The problem, and the movie’s dramatic theme, is that she’s not very good at it. It’s clear from her first attempt to track the bomb-maker that Stephanie’s drive far outweighs her skills, and Lively makes her desperation feel real and motivated enough that we want to see her continue her quest for payback. Having previously demonstrated her survival chops as The Shallows’ shark-menaced surfer, Lively significantly deglamorizes here, going without makeup and immersing herself in Stephanie’s psychic pain. There’s physical abuse to go with it after she finds her way to a middle-of-nowhere village where ex-MI6 operative Boyd (a grizzled Jude Law), who had been feeding Proctor information, has been hiding out, and he reluctantly agrees to give her tough-love training to prepare her for the quest she has taken on.
Even Boyd’s ruthless ministrations don’t fully prepare Stephanie for what she faces once she gets out into the field, and for the first half, Morano (jumping into the big leagues after a couple of indie films and Emmy-winning work on Hulu’s The Handmaid’s Tale) and Lively keep us caught up in the question of whether she can survive her self-appointed mission, let alone carry it out. As she treks from Tangiers to Marseilles to Manhattan, hunting down assorted players in the terrorist game that claimed her parents and siblings (including an upper-class sleazebag and a bottom-dwelling one, played colorfully by Max Casella and Rob Zombie regular Richard Brake respectively), Morano and cinematographer Sean Bobbitt often hold the camera tight on Stephanie’s anxious, tormented face, adopt her point of view or keep us close beside her. The latter gambit is particularly well-deployed during a lengthy car chase, edited to play like a seamless take, that puts all the emphasis on Stephanie’s desperate reactions rather than the damage happening around her.
It is after this sequence, however, that The Rhythm Section begins to drop the beat. As persuasive as Lively’s characterization is, the movie loses sight of Stephanie’s humanity the longer it goes on, and becomes plot-driven at the expense of letting us see how the experience truly affects her.

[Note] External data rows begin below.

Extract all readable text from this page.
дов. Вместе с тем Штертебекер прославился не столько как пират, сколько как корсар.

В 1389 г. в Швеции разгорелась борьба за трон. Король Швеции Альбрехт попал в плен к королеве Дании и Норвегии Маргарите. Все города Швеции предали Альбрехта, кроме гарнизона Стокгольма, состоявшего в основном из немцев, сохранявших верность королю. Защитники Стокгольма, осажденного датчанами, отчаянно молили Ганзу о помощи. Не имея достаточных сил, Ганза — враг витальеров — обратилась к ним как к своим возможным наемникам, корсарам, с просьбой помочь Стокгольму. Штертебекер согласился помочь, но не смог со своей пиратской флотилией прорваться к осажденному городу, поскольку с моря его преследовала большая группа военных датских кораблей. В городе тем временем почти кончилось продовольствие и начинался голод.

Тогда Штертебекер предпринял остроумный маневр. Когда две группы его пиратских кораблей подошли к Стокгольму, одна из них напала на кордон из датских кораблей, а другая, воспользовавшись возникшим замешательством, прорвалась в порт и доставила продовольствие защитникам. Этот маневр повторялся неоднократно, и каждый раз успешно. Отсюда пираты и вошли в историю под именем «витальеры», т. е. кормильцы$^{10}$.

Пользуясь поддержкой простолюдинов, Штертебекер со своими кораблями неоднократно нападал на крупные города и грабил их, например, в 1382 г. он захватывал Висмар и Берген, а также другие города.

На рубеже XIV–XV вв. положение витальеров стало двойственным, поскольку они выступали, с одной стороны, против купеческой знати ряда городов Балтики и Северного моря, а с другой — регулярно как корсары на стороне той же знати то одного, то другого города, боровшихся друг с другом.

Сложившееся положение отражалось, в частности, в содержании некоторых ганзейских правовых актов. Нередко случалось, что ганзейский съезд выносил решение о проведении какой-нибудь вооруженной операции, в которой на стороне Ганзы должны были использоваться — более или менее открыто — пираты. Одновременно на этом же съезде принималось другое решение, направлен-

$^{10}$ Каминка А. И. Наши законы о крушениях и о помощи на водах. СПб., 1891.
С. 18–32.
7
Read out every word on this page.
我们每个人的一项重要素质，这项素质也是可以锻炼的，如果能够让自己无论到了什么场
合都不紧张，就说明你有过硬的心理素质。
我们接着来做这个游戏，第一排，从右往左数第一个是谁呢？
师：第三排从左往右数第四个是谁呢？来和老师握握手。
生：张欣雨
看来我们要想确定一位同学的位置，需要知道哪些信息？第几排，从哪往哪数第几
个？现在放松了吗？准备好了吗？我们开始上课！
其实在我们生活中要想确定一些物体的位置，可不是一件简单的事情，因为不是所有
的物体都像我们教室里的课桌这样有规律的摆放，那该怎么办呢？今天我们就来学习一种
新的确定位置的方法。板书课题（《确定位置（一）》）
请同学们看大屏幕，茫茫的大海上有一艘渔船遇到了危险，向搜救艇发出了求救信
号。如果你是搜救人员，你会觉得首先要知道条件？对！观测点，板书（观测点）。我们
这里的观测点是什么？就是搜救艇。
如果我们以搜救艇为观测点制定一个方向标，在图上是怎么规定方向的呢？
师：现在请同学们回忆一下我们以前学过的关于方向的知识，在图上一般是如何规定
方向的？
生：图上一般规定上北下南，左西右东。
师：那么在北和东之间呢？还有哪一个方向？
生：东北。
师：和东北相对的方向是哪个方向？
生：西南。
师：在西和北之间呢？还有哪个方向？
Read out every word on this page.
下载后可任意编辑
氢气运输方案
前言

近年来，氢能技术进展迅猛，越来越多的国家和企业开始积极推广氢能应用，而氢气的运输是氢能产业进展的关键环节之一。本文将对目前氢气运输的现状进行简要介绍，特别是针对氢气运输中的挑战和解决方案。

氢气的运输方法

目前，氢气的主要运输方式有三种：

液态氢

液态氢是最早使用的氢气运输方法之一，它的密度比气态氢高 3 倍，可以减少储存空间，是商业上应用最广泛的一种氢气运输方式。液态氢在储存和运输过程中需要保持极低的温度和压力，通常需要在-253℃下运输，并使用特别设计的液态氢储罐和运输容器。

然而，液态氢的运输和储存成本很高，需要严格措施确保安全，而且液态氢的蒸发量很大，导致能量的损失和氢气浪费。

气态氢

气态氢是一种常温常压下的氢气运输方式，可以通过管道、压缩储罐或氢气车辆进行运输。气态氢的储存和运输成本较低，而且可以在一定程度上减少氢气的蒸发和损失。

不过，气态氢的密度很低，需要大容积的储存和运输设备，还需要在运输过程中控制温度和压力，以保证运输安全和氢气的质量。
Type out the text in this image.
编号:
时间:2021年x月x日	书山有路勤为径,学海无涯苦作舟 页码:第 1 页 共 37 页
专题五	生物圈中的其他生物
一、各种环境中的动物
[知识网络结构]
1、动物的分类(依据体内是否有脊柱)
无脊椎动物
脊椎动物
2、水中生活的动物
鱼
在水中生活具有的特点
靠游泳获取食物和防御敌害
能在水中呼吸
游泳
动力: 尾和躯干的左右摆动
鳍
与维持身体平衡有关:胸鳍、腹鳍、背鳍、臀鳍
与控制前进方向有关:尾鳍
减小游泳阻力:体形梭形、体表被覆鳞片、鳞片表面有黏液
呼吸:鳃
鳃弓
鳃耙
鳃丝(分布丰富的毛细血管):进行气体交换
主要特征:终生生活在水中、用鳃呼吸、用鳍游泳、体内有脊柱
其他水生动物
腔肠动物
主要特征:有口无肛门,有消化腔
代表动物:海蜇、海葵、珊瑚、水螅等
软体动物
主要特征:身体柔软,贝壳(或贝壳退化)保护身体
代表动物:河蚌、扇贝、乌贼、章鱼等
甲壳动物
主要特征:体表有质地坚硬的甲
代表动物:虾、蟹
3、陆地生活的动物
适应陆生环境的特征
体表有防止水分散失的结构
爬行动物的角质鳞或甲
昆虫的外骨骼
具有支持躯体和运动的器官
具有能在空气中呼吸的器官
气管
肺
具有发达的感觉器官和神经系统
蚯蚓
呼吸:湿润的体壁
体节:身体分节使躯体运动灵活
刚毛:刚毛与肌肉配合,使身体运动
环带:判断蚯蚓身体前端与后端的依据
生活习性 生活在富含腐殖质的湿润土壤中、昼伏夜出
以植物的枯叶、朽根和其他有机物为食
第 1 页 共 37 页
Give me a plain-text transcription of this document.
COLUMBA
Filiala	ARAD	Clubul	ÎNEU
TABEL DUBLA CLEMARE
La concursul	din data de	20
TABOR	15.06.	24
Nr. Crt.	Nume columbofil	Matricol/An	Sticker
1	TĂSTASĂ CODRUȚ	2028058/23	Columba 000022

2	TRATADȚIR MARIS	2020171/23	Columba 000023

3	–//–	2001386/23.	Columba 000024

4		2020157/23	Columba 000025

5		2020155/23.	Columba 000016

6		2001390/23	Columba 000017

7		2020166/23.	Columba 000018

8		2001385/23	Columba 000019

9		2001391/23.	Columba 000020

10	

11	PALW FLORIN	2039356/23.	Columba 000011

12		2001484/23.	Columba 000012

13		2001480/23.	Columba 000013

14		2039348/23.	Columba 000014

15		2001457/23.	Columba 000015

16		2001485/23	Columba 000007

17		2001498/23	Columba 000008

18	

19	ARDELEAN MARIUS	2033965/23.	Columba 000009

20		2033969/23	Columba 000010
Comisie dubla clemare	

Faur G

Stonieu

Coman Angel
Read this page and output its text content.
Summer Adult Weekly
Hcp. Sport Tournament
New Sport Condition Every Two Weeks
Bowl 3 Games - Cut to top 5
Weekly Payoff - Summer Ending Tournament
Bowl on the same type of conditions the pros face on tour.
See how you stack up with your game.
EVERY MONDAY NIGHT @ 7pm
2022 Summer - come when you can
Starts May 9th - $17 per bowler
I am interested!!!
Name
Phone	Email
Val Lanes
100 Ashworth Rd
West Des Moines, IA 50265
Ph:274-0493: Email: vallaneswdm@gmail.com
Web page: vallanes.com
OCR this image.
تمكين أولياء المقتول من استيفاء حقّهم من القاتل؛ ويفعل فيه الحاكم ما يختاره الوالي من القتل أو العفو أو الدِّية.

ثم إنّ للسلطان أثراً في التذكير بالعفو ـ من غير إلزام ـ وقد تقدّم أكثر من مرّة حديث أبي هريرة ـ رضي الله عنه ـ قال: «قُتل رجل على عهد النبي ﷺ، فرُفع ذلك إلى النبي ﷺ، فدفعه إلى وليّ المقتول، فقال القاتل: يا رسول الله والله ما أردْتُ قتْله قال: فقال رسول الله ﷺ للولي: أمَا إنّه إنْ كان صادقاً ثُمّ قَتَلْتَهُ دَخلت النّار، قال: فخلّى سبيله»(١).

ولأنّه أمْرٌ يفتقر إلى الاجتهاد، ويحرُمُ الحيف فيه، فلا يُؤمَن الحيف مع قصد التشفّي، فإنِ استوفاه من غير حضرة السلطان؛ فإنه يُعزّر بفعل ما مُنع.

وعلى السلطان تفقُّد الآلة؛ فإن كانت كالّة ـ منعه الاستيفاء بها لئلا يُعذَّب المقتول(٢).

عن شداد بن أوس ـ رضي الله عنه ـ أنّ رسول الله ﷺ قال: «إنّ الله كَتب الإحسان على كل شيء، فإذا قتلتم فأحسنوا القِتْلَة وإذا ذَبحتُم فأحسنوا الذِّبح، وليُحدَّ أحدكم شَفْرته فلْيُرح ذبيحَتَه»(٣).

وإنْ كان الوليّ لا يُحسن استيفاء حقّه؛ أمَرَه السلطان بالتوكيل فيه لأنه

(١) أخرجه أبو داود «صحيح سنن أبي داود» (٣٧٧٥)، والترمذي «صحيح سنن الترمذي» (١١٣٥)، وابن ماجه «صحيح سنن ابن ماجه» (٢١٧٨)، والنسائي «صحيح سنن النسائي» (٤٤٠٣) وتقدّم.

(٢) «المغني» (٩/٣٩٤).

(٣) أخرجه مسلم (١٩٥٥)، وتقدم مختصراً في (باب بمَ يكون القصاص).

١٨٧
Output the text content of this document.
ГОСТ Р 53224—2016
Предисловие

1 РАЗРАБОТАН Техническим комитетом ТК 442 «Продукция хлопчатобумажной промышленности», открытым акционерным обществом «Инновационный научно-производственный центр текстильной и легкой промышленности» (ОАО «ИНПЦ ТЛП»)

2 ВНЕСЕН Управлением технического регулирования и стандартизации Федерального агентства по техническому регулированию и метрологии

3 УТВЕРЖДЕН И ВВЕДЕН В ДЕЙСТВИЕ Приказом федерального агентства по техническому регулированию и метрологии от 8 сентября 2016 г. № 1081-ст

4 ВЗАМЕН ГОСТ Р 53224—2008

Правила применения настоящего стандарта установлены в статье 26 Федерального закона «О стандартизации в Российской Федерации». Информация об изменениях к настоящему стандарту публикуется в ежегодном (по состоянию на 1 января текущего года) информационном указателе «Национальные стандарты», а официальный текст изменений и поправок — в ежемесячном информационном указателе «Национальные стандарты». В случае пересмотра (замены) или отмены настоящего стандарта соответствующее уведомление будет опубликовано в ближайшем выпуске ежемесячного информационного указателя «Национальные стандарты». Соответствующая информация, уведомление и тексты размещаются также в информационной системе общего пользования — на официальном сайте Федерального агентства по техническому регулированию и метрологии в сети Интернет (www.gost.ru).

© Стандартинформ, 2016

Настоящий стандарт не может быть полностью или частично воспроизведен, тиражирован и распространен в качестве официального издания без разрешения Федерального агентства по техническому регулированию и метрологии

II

In the course of acquiring intel on her targets, Stephanie hooks up with information broker Marc Serra (Sterling K. Brown), and their relationship eventually becomes physical in a way that feels false, and a distraction from the through-line of her story. Similarly, the film becomes tangled up in reversals and sudden revelations of hidden allegiances and motivations, which occasionally become hard to follow and take up time that could have been better spent on exploring the true psychic toll all these exploits must be taking on the happy student Stephanie once was, and whom we see briefly in gauzy flashbacks to her previous life with her loved ones.
Perhaps to keep true to its title, The Rhythm Section makes use of a number of pop songs from various vintages that serve little purpose except to underscore emotions that already are, or should have been, engendered by the filmmaking. Everyone involved should have trusted that Lively’s performance would be enough to grab and hold the audience, and kept the storytelling as focused as Stephanie’s determination to achieve revenge for her family, and catharsis for herself.